Non sarà, spero, attribuito ad austerità o ad altre virtù astinenti quel colore orribile e uniforme che nella bassa città tinge dalla prima all'ultima tutte le case di ogni strada. Non si può dire che sia cattivo gusto di tempi andati perchè molte sono ritinte di fresco, nè che quello sia colore più solido e meglio appropriato al clima, poichè il rione accanto ne sfoggia con altrettanta imperterrita sicurezza un altro. È vera indifferenza all'estetica, dove l'estetica non darebbe che un fuggevole compiacimento.

Le strade che imbocca prime, per l'appunto, chi entra in New-York allo scendere dei vapori transatlantici, sono tinte di rosso da capo a fondo. Le case si descrivono in due parole: muraglie e buchi. Non un fregio, non una fascia, non una cornice, non uno stipite in aggetto. Costruzioni tozze di tre piani e così allineate e livellate per tutta la lunghezza della via, che si direbbe una casa sola interminabile. Mentre andavo internandomi in quei condotti scoperchiati, i più lerci tuguri del mio contado canavesano e valdostano, colle loro logge tarlate, e puntellate, col tetto a gronda e le scalette allo scoperto, mi tornavano alla mente quali squisite opere d'arte. La mente correva da sè, per raffronti ad umilissimi prodotti architettonici quasi temesse dal paragone cogli ottimi un disgusto eccessivo.

Ma la bruttezza del luogo è così assoluta che nulla può attenuare il disgusto. E lo crescono e lo mutano in sorda inquietudine i frequenti apparecchi di salvamento per i casi d'incendio. Nulla fa più pensare al pericolo che le vistose difese contro di esso. Ogni due finestre scende rasente la facciata della casa da un piano all'altro e dal più basso a terra, una scaletta ferrea a pioli, destinata alla fuga degli abitanti quando avessero a crollare le scale interne. Quelle scalette sono, come la casa, dipinte del color di fiamma viva, di maniera che danno quasi una visione permanente d'incendio, mentre rivelano la poca resistenza dei materiali e la fragilità delle costruzioni. Nell'alta città quelle pendule scalette non usano più. Il meraviglioso servizio delle pompe le ha rese inutili e l'estetica le ha bandite. Perchè durano in quei rioni dove sono quanto negli altri, solleciti ed efficaci i soccorsi dei pompieri e più vigorosa la spinta delle acque? Perchè occorsero un tempo, e perchè ivi non torna conto di mutare per abbellimento, nessuna cosa.

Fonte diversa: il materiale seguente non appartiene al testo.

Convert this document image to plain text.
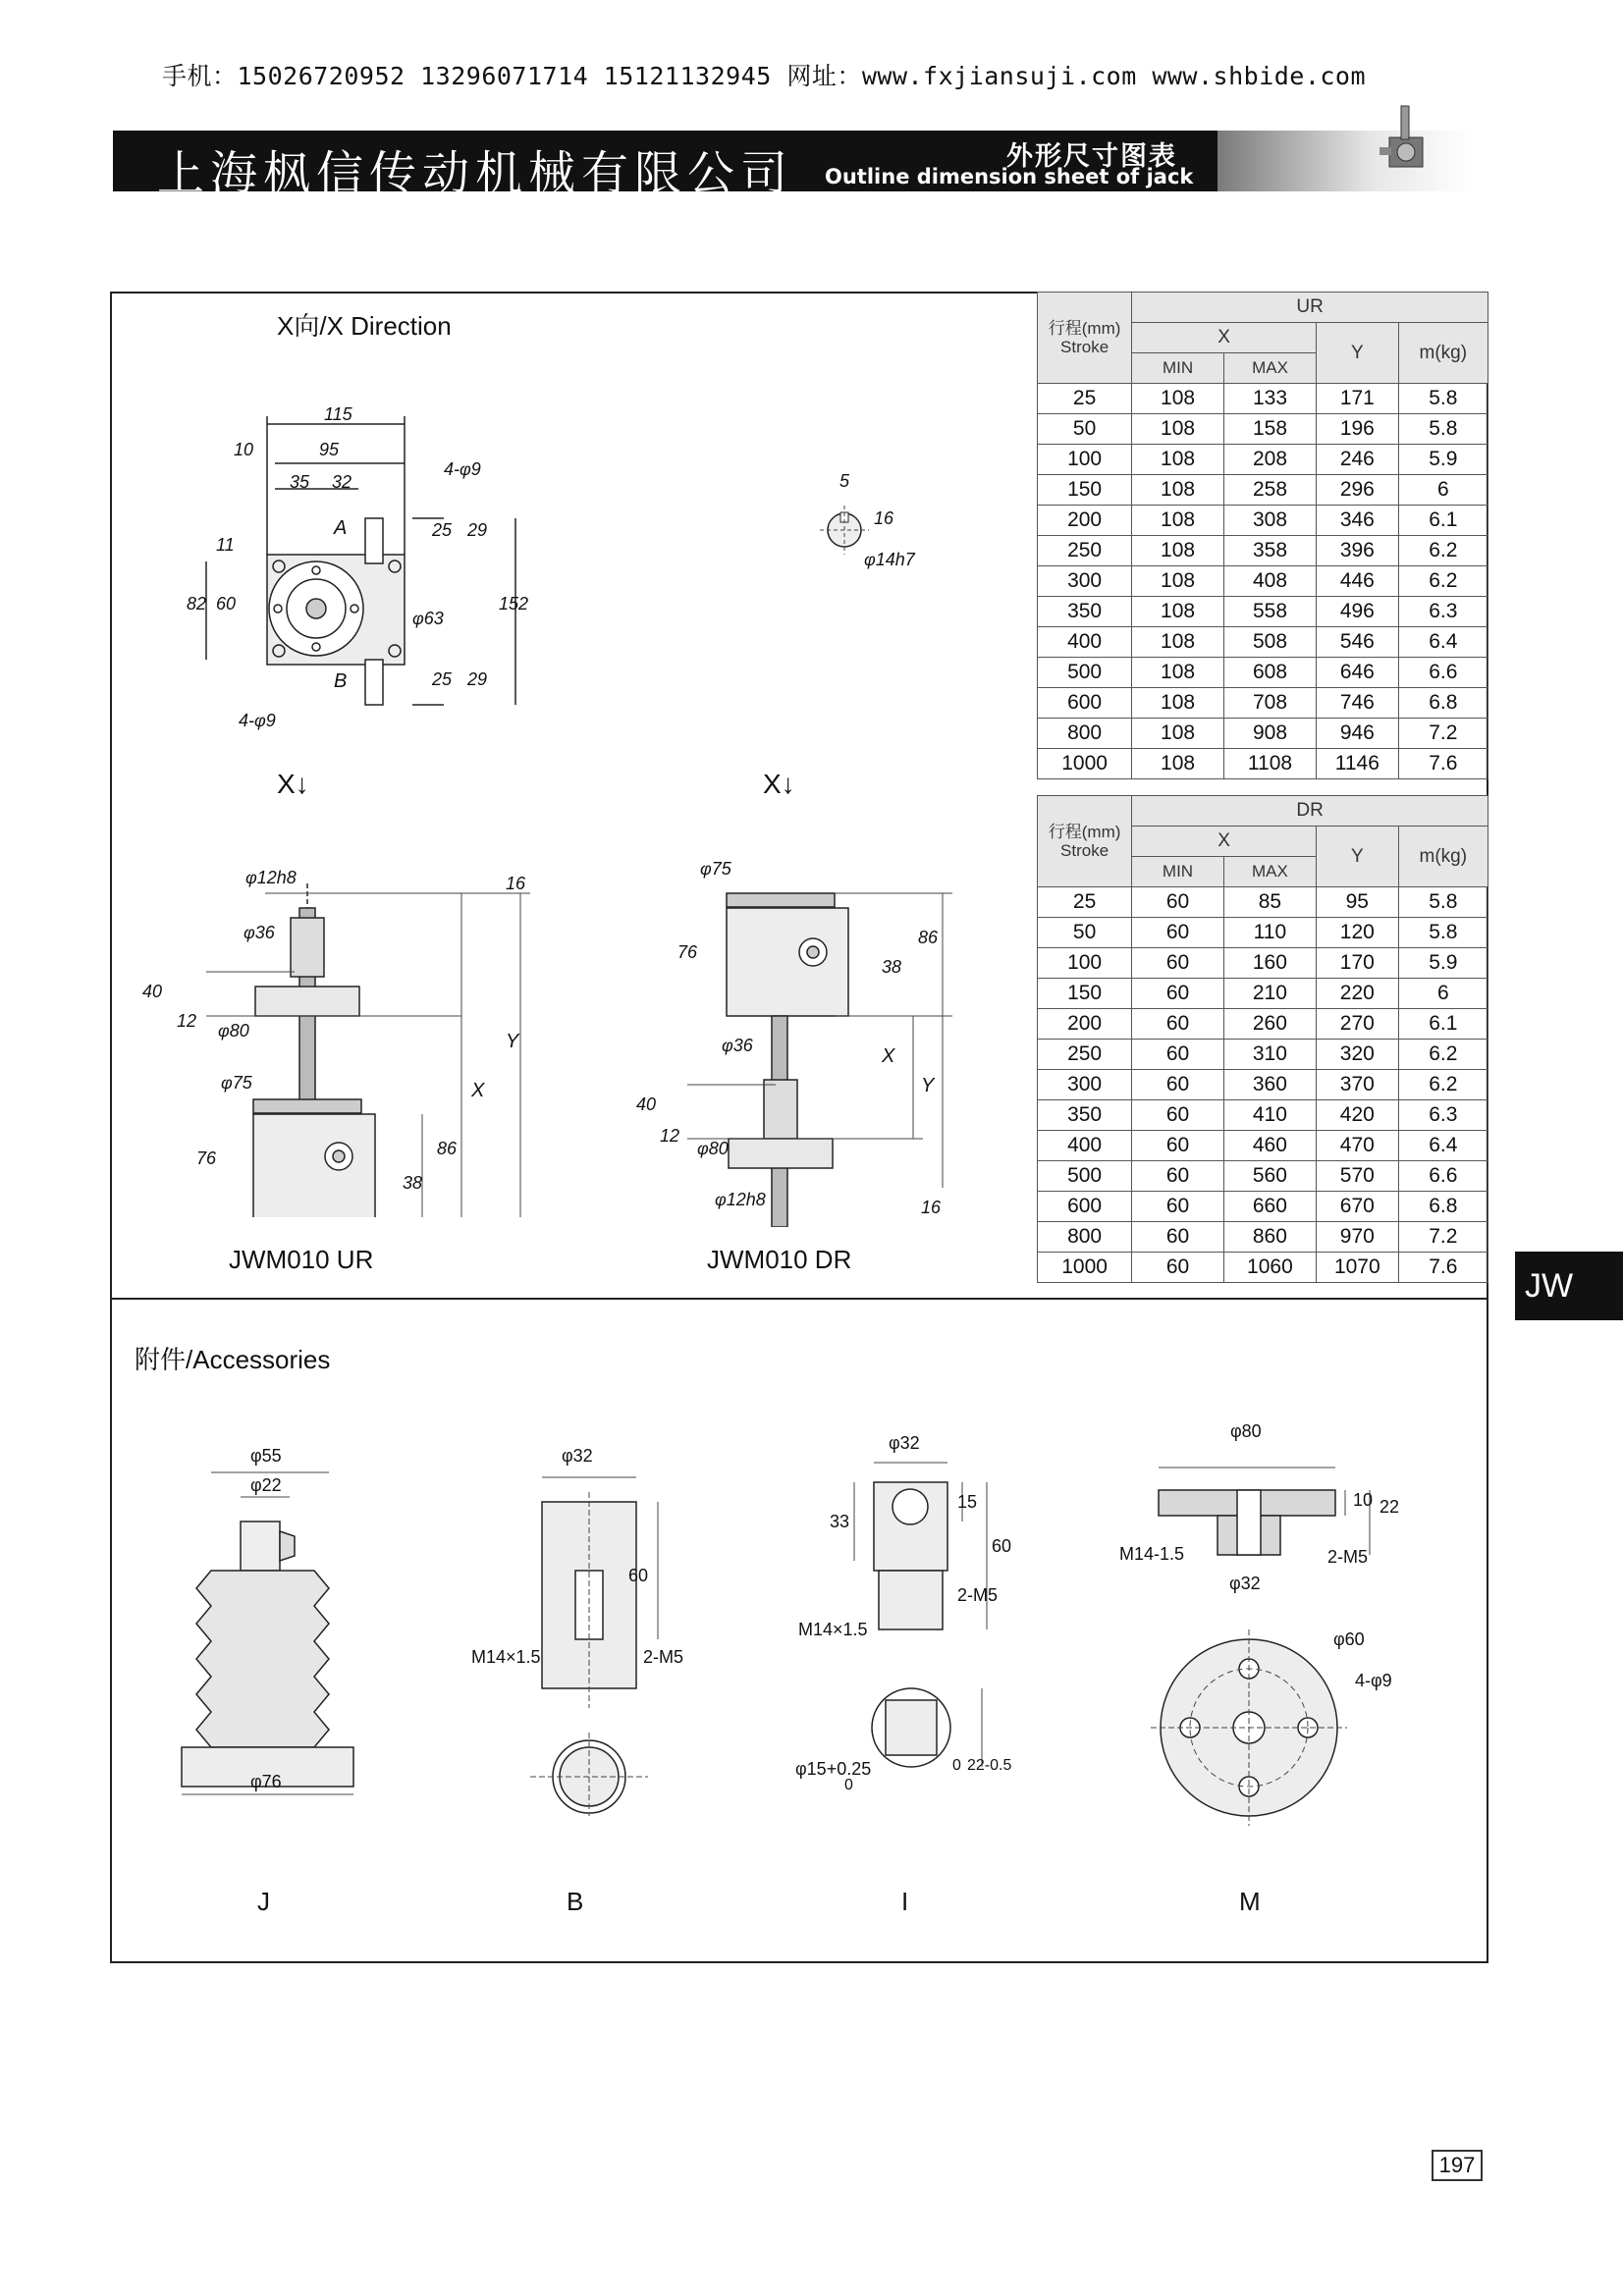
手机：15026720952 13296071714 15121132945 网址：www.fxjiansuji.com www.shbide.com
上海枫信传动机械有限公司	外形尺寸图表
Outline dimension sheet of jack
X向/X Direction
X↓	X↓
JWM010 UR	JWM010 DR
115
10	95
35 32
4-φ9
A
B
25 29
25 29
11
82 60	152
φ63
4-φ9
5
16
φ14h7
φ12h8	16
φ36
40
12 φ80
φ75
76
38
86
Y
X
φ75
76
86
38
φ36	X
Y
40
12
φ80
φ12h8	16
行程(mm)
Stroke	UR			
	X		Y	m(kg)
	MIN	MAX		
25	108	133	171	5.8
50	108	158	196	5.8
100	108	208	246	5.9
150	108	258	296	6
200	108	308	346	6.1
250	108	358	396	6.2
300	108	408	446	6.2
350	108	558	496	6.3
400	108	508	546	6.4
500	108	608	646	6.6
600	108	708	746	6.8
800	108	908	946	7.2
1000	108	1108	1146	7.6
行程(mm)
Stroke	DR			
	X		Y	m(kg)
	MIN	MAX		
25	60	85	95	5.8
50	60	110	120	5.8
100	60	160	170	5.9
150	60	210	220	6
200	60	260	270	6.1
250	60	310	320	6.2
300	60	360	370	6.2
350	60	410	420	6.3
400	60	460	470	6.4
500	60	560	570	6.6
600	60	660	670	6.8
800	60	860	970	7.2
1000	60	1060	1070	7.6
JW
附件/Accessories
φ55
φ22
φ76
J
φ32
60
M14×1.5	2-M5
B
φ32
33
15
60
2-M5
M14×1.5
φ15+0.25
0
22-0.5
0
I
φ80
10 22
M14-1.5	2-M5
φ32
φ60
4-φ9
M
197
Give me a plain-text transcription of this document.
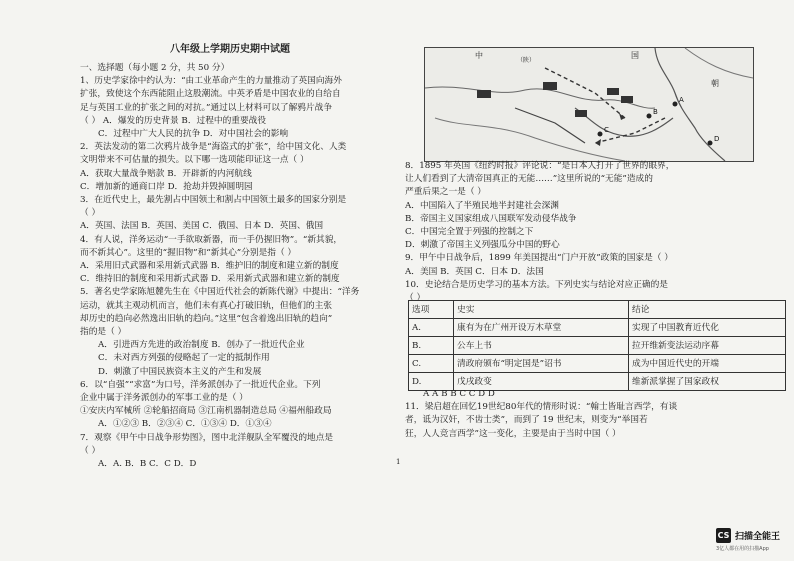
八年级上学期历史期中试题
一、选择题（每小题 2 分，共 50 分）
1、历史学家徐中约认为：“由工业革命产生的力量推动了英国向海外
扩张，致使这个东西能阻止这股潮流。中英矛盾是中国农业的自给自
足与英国工业的扩张之间的对抗。”通过以上材料可以了解鸦片战争
（ ） A．爆发的历史背景 B．过程中的重要战役
C．过程中广大人民的抗争 D．对中国社会的影响
2．英法发动的第二次鸦片战争是“海盗式的扩张”，给中国文化、人类
文明带来不可估量的损失。以下哪一选项能印证这一点（ ）
A．获取大量战争赔款 B．开辟新的内河航线
C．增加新的通商口岸 D．抢劫并毁掉圆明园
3．在近代史上，最先割占中国领土和割占中国领土最多的国家分别是
（ ）
A．英国、法国 B．英国、美国 C．俄国、日本 D．英国、俄国
4．有人说，洋务运动“一手欲取新器，而一手仍握旧物”。“新其貌，
而不新其心”。这里的“握旧物”和“新其心”分别是指（ ）
A．采用旧式武器和采用新式武器 B．维护旧的制度和建立新的制度
C．维持旧的制度和采用新式武器 D．采用新式武器和建立新的制度
5．著名史学家陈旭麓先生在《中国近代社会的新陈代谢》中提出：“洋务
运动，就其主观动机而言，他们未有真心打破旧轨，但他们的主张
却历史的趋向必然逸出旧轨的趋向。”这里“包含着逸出旧轨的趋向”
指的是（ ）
A．引进西方先进的政治制度 B．创办了一批近代企业
C．未对西方列强的侵略起了一定的抵制作用
D．刺激了中国民族资本主义的产生和发展
6．以“自强”“求富”为口号，洋务派创办了一批近代企业。下列
企业中属于洋务派创办的军事工业的是（ ）
①安庆内军械所 ②轮船招商局 ③江南机器制造总局 ④福州船政局
A．①②③ B．②③④ C．①③④ D．①③④
7．观察《甲午中日战争形势图》，图中北洋舰队全军覆没的地点是
（ ）
A．A. B．B C．C D．D
中	国
朝
（陕）
A
B
C
D
8．1895 年英国《纽约时报》评论说：“是日本人打开了世界的眼界，
让人们看到了大清帝国真正的无能……”这里所说的“无能”造成的
严重后果之一是（ ）
A．中国陷入了半殖民地半封建社会深渊
B．帝国主义国家组成八国联军发动侵华战争
C．中国完全置于列强的控制之下
D．刺激了帝国主义列强瓜分中国的野心
9．甲午中日战争后，1899 年美国提出“门户开放”政策的国家是（ ）
A．美国 B．英国 C．日本 D．法国
10．史论结合是历史学习的基本方法。下列史实与结论对应正确的是
（ ）
选项	史实	结论
A.	康有为在广州开设万木草堂	实现了中国教育近代化
B.	公车上书	拉开维新变法运动序幕
C.	清政府颁布“明定国是”诏书	成为中国近代史的开端
D.	戊戌政变	维新派掌握了国家政权
A A B B C C D D
11．梁启超在回忆19世纪80年代的情形时说：“翰士皆耻言西学，有谈
者，诋为汉奸，不齿士类”，而到了 19 世纪末，则变为“举国若
狂，人人竞言西学”这一变化，主要是由于当时中国（ ）
1
CS 扫描全能王
3亿人都在用的扫描App
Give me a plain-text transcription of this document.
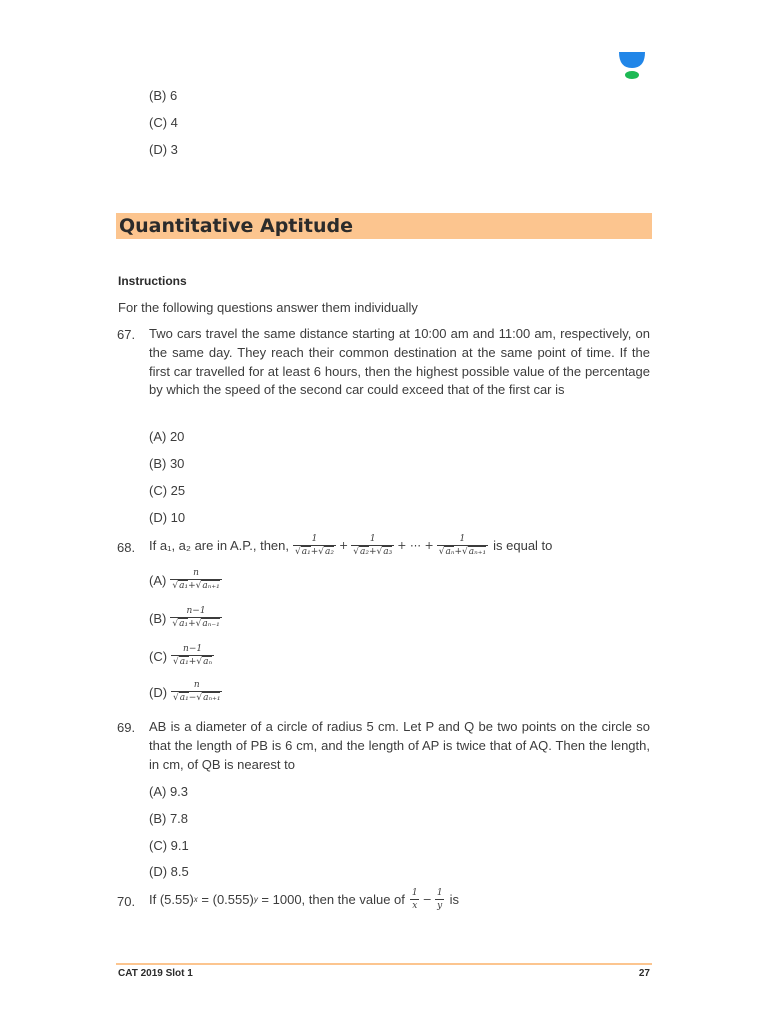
(B) 6
(C) 4
(D) 3
Quantitative Aptitude
Instructions
For the following questions answer them individually
67. Two cars travel the same distance starting at 10:00 am and 11:00 am, respectively, on the same day. They reach their common destination at the same point of time. If the first car travelled for at least 6 hours, then the highest possible value of the percentage by which the speed of the second car could exceed that of the first car is
(A) 20
(B) 30
(C) 25
(D) 10
68. If a₁, a₂ are in A.P., then, $\frac{1}{\text{√a₁+√a₂}} + \frac{1}{\text{√a₂+√a₃}}$ + ⋯ + $\frac{1}{\text{√aₙ+√aₙ₊₁}}$ is equal to
$(A) \frac{n}{\text{√a₁+√aₙ₊₁}}$
$(B) \frac{n-1}{\text{√a₁+√aₙ₋₁}}$
$(C) \frac{n-1}{\text{√a₁+√aₙ}}$
$(D) \frac{n}{\text{√a₁−√aₙ₊₁}}$
69. AB is a diameter of a circle of radius 5 cm. Let P and Q be two points on the circle so that the length of PB is 6 cm, and the length of AP is twice that of AQ. Then the length, in cm, of QB is nearest to
(A) 9.3
(B) 7.8
(C) 9.1
(D) 8.5
70. If (5.55) x = (0.555) y = 1000, then the value of $\frac{1}{x} - \frac{1}{y}$ is
CAT 2019 Slot 1	27
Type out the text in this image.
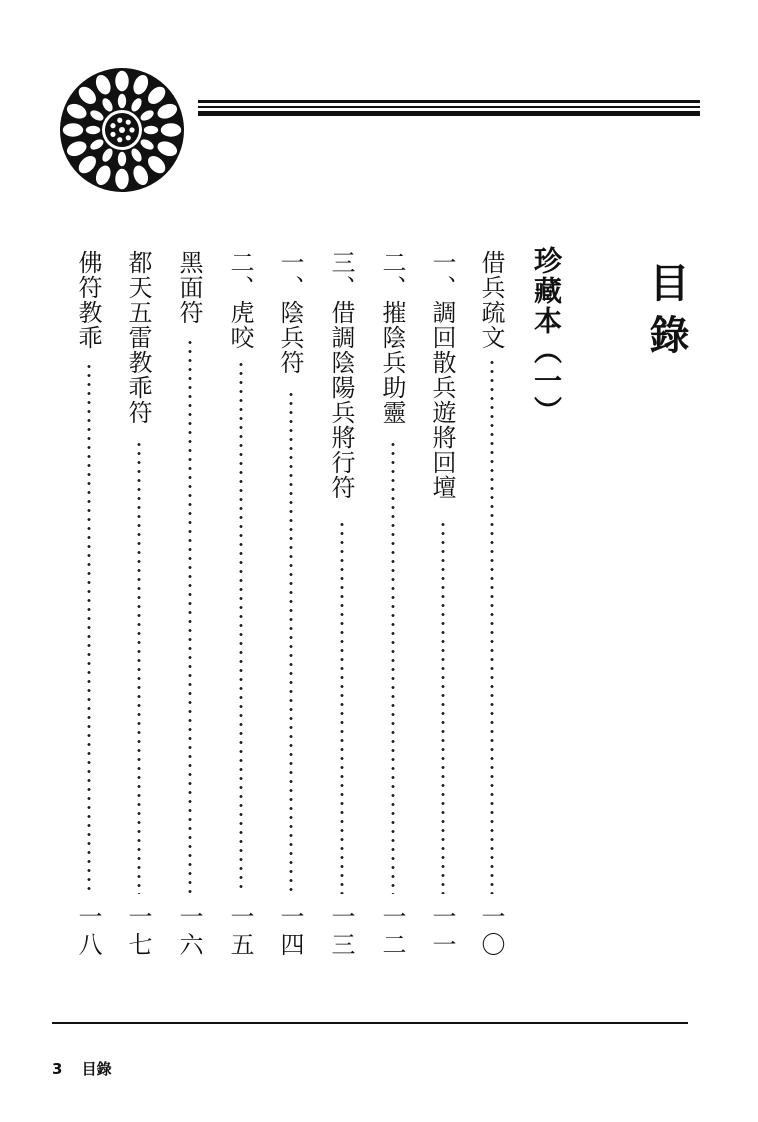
目錄
珍藏本（一）
借兵疏文
一〇
一、調回散兵遊將回壇
一一
二、摧陰兵助靈
一二
三、借調陰陽兵將行符
一三
一、陰兵符
一四
二、虎咬
一五
黑面符
一六
都天五雷教乖符
一七
佛符教乖
一八
3 目錄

Tuttavia la bassa città ha essa pure qualche bell'edifizio e qualche punto pittoresco. Non parlo delle fastose sedi dei grandi giornali delle quali la grandiosità è squilibrata ed il fasto teatrale. Esse tengono una accanto all'altra un lato della piazza municipale dove stanno il palazzo del Governo, e quello immenso ed ormai insufficiente della posta. La chiesa della Trinità che sorge poco discosto, costrutta come quasi tutte le chiese d'America, nello stile fiammante inglese, passerebbe forse inosservata in una città europea, e nei recenti quartieri della stessa New-York, ma in mezzo a tanta secchezza di fabbriche, esprime una grazia riposata che mette pace nell'animo. Le s'apre ai fianchi un vecchio cimitero, fitto di alberi venerandi e di lapidi muscose mezzo nascoste nell'erbe: un recesso quieto che fa pensare ai tempi in cui le vie e le case circostanti invece che al solo lavoro erano date insieme al lavoro ed alla vita.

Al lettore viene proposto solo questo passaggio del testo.